The en banc opinion by the 9th U.S. Circuit Court of Appeals could set up a new showdown on gun rights at the Supreme Court.
At issue was California's law on concealed weapons, which requires citizens to prove they have "good cause" to carry concealed firearms to get a license. Plaintiffs challenged guidelines in San Diego and Yolo counties that did not consider general self-defense to be enough to obtain a license.
The 9th Circuit held 7-4 in the case
, Peruta v. County of San Diego
, that the restrictions on concealed carry are constitutional, ruling that the Second Amendment right to bear arms does not provide a right to carry concealed arms.
"The historical materials bearing on the adoption of the Second and Fourteenth Amendments are remarkably consistent," wrote Judge William Fletcher, going back to 16th century English law to find instances of restrictions on concealed weapons. "We therefore conclude that the Second Amendment right to keep and bear arms does not include, in any degree, the right of a member of the general public to carry concealed firearms in public."
Fletcher also cited the most recent Supreme Court cases on gun rights, District of Columbia v. Heller and McDonald v. City of Chicago, which were major victories for gun rights activists, in making his case.
The Heller decision, authored by Justice Antonin Scalia, solidified a Second Amendment right of the public to keep guns, but it specifically noted the right was not absolute, and Fletcher pointed out that Scalia cited restrictions on concealed weapons as a historical example.
The court was careful to make the ruling narrow. The opinion does not say concealed weapons are unconstitutional, nor does it make any decisions about openly carrying weapons in public.
The case was a blow for gun rights advocates, and sets up the fight on gun rights for the Supreme Court to consider, says UCLA law professor and gun law expert Adam Winkler.
"This case raises the next great question for the Supreme Court: Does the Second Amendment guarantee a right to carry guns in public? And if so, what kind of licensing can states use to permit people to carry concealed weapons?" Winkler said.
The Supreme Court would not necessarily have to take up the case. The ruling does not create a substantive divide among different circuit courts in the U.S., one of the major factors the court considers in weighing which cases to take.
Four judges dissented from the ruling, with the main dissent by Judge Consuelo Callahan arguing that California's laws taken together amount to a substantial restriction on citizens' right to bear arms for self defense, as protected by the Second Amendment.

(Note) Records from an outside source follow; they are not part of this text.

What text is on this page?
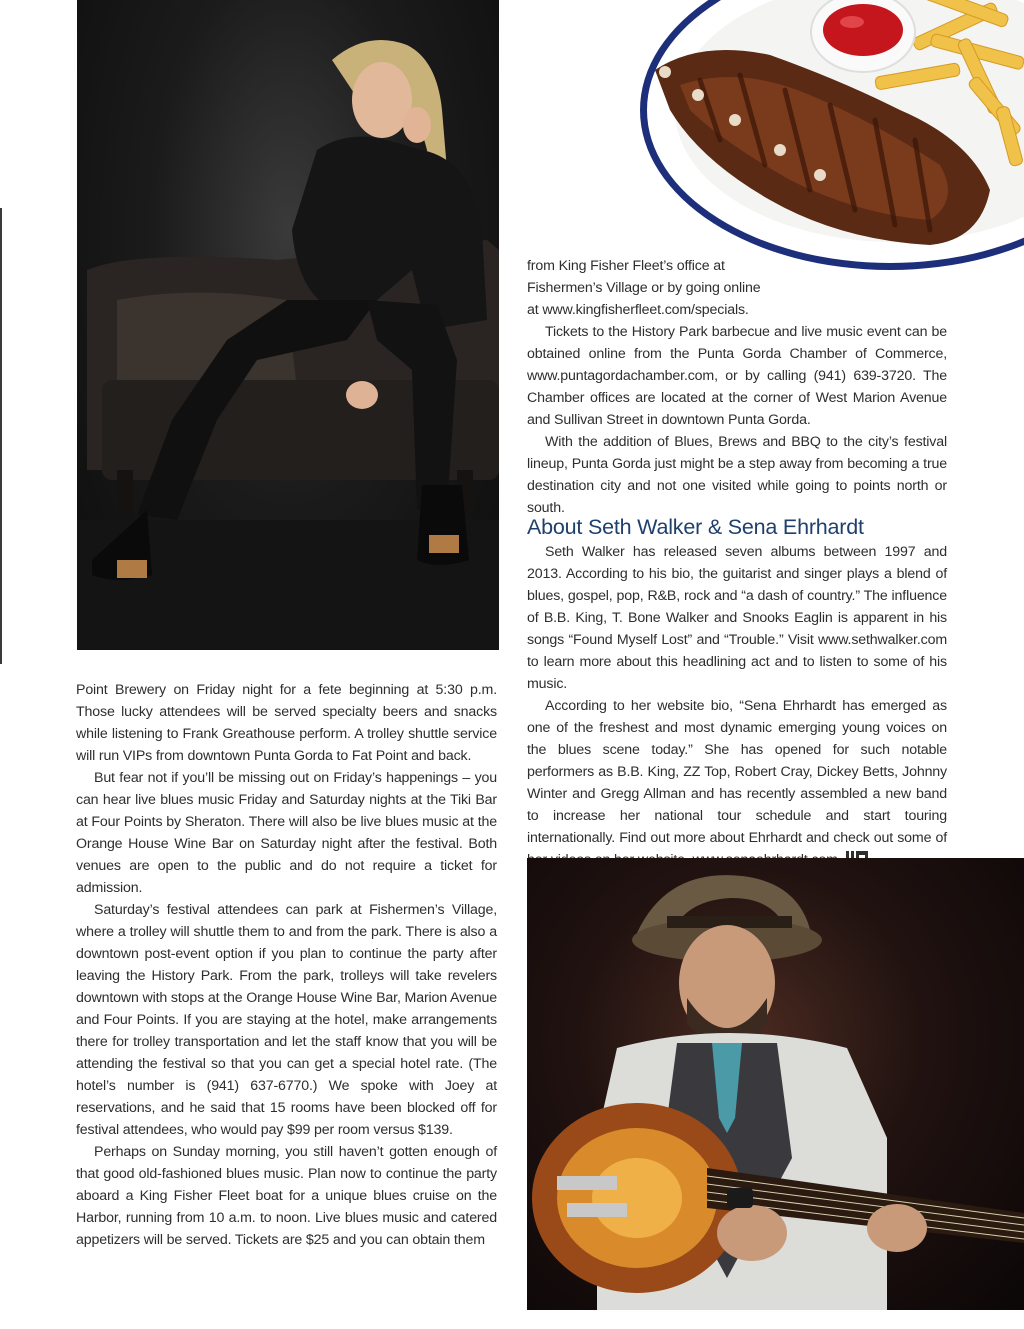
Point Brewery on Friday night for a fete beginning at 5:30 p.m. Those lucky attendees will be served specialty beers and snacks while listening to Frank Greathouse perform. A trolley shuttle service will run VIPs from downtown Punta Gorda to Fat Point and back.

But fear not if you’ll be missing out on Friday’s happenings – you can hear live blues music Friday and Saturday nights at the Tiki Bar at Four Points by Sheraton. There will also be live blues music at the Orange House Wine Bar on Saturday night after the festival. Both venues are open to the public and do not require a ticket for admission.

Saturday’s festival attendees can park at Fishermen’s Village, where a trolley will shuttle them to and from the park. There is also a downtown post-event option if you plan to continue the party after leaving the History Park. From the park, trolleys will take revelers downtown with stops at the Orange House Wine Bar, Marion Avenue and Four Points. If you are staying at the hotel, make arrangements there for trolley transportation and let the staff know that you will be attending the festival so that you can get a special hotel rate. (The hotel’s number is (941) 637-6770.) We spoke with Joey at reservations, and he said that 15 rooms have been blocked off for festival attendees, who would pay $99 per room versus $139.

Perhaps on Sunday morning, you still haven’t gotten enough of that good old-fashioned blues music. Plan now to continue the party aboard a King Fisher Fleet boat for a unique blues cruise on the Harbor, running from 10 a.m. to noon. Live blues music and catered appetizers will be served. Tickets are $25 and you can obtain them

from King Fisher Fleet’s office at
Fishermen’s Village or by going online
at www.kingfisherfleet.com/specials.

Tickets to the History Park barbecue and live music event can be obtained online from the Punta Gorda Chamber of Commerce, www.puntagordachamber.com, or by calling (941) 639-3720. The Chamber offices are located at the corner of West Marion Avenue and Sullivan Street in downtown Punta Gorda.

With the addition of Blues, Brews and BBQ to the city’s festival lineup, Punta Gorda just might be a step away from becoming a true destination city and not one visited while going to points north or south.

About Seth Walker & Sena Ehrhardt

Seth Walker has released seven albums between 1997 and 2013. According to his bio, the guitarist and singer plays a blend of blues, gospel, pop, R&B, rock and “a dash of country.” The influence of B.B. King, T. Bone Walker and Snooks Eaglin is apparent in his songs “Found Myself Lost” and “Trouble.” Visit www.sethwalker.com to learn more about this headlining act and to listen to some of his music.

According to her website bio, “Sena Ehrhardt has emerged as one of the freshest and most dynamic emerging young voices on the blues scene today.” She has opened for such notable performers as B.B. King, ZZ Top, Robert Cray, Dickey Betts, Johnny Winter and Gregg Allman and has recently assembled a new band to increase her national tour schedule and start touring internationally. Find out more about Ehrhardt and check out some of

Whether the court does or does not take the case, the early 2016 death of Scalia looms large over it. Scalia authored Heller, the most substantial gun ruling in modern history of the court. And Republicans in the Senate have refused to consider President Barack Obama's nominee for replacing Scalia on the court, meaning the eight justice panel can split 4-4.
Without a ninth justice, Winkler said, it's unlikely the court would take up the case, even with Scalia's allies on the issue Justices Samuel Alito and Clarence Thomas still on the court.
Obama's nominee to replace Scalia, Judge Merrick Garland, was chosen in large part for his moderate record. But one of the most substantial conservative arguments against Garland has been that his record on guns is too liberal, though his written record on the issue is limited.
A partner for the law firm that helped argue on behalf of Peruta said that the plaintiffs were "disappointed" with the ruling but not surprised. He also said appealing to the Supreme Court is not a guarantee yet.
"An appeal to the Supreme Court is possible," said Chuck Michel, senior partner at Michel and Associates. "But significantly, the Peruta decision specifically avoided answering the critical legal question of whether, if concealed carry is prohibited, some form of open carry of firearms must be allowed. California law bans open carry, so the constitutionality of that ban will now have to be tested."
The case was primarily argued by Paul Clement, a former solicitor general under the George W. Bush administration and one of the top litigators for conservative causes at the Supreme Court in recent years.
Ever since the Supreme Court decided the Heller decision and a follow up case two years later, the Supreme Court has declined to take another major second amendment case, a frustration Clement cited in a 2013 filing with the court.
In the years since Heller had been decided many expected a "major consideration" or extant firearms laws, Clement wrote. "Instead, jurisdictions have engaged in massive resistance to the clear import of those landmark decisions, and the lower federal courts, long out of the habit of taking the Second Amendment seriously, have largely facilitated that resistance."
California state Attorney General Kamala Harris said the decision "is a victory for public safety and sensible gun safety laws. The ruling ensures that local law enforcement leaders have the tools they need to protect public safety by determining who can carry loaded, concealed weapons in our communities."